To debug file paths etc try run guild ls RUN_ID then you can see what the folder structure looks like from the guild folder.

@fspaolo

Did it work for you?

@copah

Sorry for the late reply (got swamped with work)! Yes, it works so far. We are currently evaluating Guild with our ML pipelines (in order to find the “right” tool for our organization’s needs). One of the challenges we have is managing/tracking our complex data flow. We deal with large amounts of global satellite data from multiple sources, and need to be able to run (and track) the same ML code on both local and virtual machines (in the cloud). Any specific doc or discussion I could read on managing/tracking multiple runs (with the same code and data source) on different machines?

Thank you!

@fspaolo

Have a look at this discussion: Data versioning

We use a combination of DvC and guild, but will migrate to guild completely when support for DvC tracked files arrives.

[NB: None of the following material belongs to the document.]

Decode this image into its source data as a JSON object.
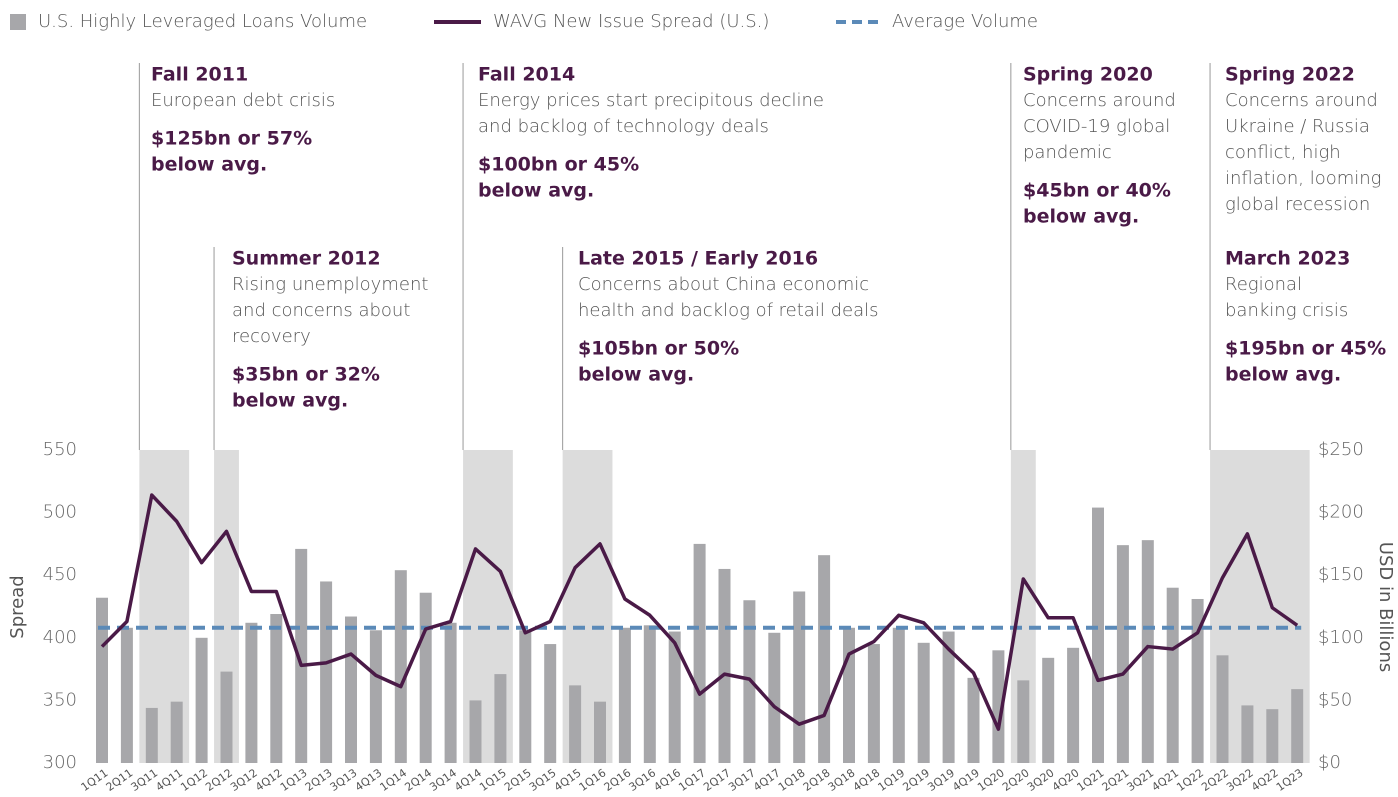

Hi @fspaolo, Guild’s current support this is similar in concept to the way git is designed — you push and pull data/content (in Guild’s case, runs) to and from machines based on your workflow. Like git, Guild doesn’t have a central point of control. Instead you orchestrate your workflows from various Guild client installations.

Unfortunately, workflows don’t come “out of the box” with Guild. You need to do some wiring based on your organizational requirements. A common workflow is to pull from a source repo and distribute runs to various nodes using the --remote option with guild run. You can then use the pull command to collect the results across the various nodes.

The alternative to this architectural approach is to use a separate orchestration tier that uses Guild to run operations and consolidates results (runs) itself. There are a bunch of these (e.g. Airflow, Kubeflow, Dask and Prefect, to some extent) — I imagine your organization has looked at some of these. In this case, Guild just becomes another job that’s run by the scheduler.

This advice is super high level and there’s more to dig into. If you’d like to get into the details, I’d be curious to know a few things:

  • Do you instantiate your VMs dynamically based on a job requirement, or do you have these VMs running and available across jobs?
  • Are you using a workflow/orchestration/scheduler currently?
  • Are you using any sort of CI/CD (e.g. Jenkins) tool to pull from source control and run jobs?

As @copah mentioned, Guild has a forthcoming support for DvC, which will let you pull resources from DvC, which is a way to synchronize on versioned data. You should be able to start using Guild before that however, as Guild can grab resources from URLs (which DvC provides).

You still have the somewhat complex problem of VM instantiation and job orchestration. Guild provides a specific facility for that (described at a high level above) but there are lots of other options. I’d start with what your org is looking at and see how Guild can fit into that.